A proposta é qualificar e capacitar profissionais das áreas da educação e da saúde, com o objetivo de desenvolver e implementar recursos e estratégias de Tecnologia Assistiva e Comunicação Alternativa para alunos da educação especial.
Segundo o professor Wilfredo Blanco, o projeto visa trabalhar com crianças com deficiência. “O intuito é registrar o comportamento de crianças com deficiência para que, com o auxílio de softwares, possa ao longo do tempo serem estabelecidos padrões de ações, de modo a auxiliar os professores de educação especial na tomada de decisões”, informa.
Para a pesquisa, estão sendo analisadas 12 escolas da rede pública de Natal, sendo um caso em cada escola. “Com o auxílio da inteligência artificial, pretendemos identificar padrões de comportamento de crianças com deficiências”, afirma Blanco. Esses padrões têm o intuito de ajuda o educador e, consequentemente, proporcionar uma melhoria no ensino especial.
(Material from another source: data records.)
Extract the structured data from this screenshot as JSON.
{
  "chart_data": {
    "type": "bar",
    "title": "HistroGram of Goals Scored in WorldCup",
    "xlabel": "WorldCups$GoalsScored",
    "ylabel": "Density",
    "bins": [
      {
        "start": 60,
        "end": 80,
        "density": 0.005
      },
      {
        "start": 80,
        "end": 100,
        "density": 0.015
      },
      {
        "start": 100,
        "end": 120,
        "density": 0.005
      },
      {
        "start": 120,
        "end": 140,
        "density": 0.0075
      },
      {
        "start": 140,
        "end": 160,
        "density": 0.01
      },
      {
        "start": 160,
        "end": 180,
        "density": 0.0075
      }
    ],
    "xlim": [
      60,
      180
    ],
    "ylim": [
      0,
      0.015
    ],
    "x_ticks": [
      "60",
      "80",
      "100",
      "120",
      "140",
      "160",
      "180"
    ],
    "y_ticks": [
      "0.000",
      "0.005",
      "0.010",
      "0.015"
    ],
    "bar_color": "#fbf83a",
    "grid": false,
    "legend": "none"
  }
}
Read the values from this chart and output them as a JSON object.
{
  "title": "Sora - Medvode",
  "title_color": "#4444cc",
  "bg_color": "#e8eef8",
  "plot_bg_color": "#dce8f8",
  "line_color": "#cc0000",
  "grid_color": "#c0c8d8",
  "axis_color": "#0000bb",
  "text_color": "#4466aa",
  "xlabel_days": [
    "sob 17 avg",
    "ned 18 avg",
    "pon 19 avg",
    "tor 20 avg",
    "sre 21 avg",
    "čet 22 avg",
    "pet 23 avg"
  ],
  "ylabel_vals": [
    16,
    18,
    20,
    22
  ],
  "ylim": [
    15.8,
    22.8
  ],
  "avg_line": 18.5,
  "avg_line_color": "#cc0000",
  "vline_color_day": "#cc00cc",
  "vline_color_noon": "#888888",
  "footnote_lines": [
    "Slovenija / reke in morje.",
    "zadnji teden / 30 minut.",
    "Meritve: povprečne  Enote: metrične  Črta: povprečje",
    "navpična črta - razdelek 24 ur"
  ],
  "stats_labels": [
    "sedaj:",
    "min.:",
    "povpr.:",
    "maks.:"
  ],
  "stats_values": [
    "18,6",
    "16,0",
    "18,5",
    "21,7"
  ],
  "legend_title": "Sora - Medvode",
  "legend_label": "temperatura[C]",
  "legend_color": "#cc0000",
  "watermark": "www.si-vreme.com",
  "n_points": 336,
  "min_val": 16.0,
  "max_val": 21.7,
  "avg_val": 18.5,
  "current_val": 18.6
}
O projeto Pró-humanidades foi aprovado e financiado pelo CNPq desde 2022, e é desenvolvido por meio de uma parceria entre o departamento de Educação da Universidade Federal do Rio Grande do Norte (UFRN) e a colaboração de vários laboratórios, incluindo o LAR-Uern.
Para o coordenador Abner de Santana, as tecnologias, quando bem utilizadas, podem ser um importante aliado dos educadores em sala de aula para integrar ou engajar os alunos ao ambiente de ensino, conquistando a atenção deles em ocasiões que, por vezes, são taxadas como monótonas, chatas ou sem importância.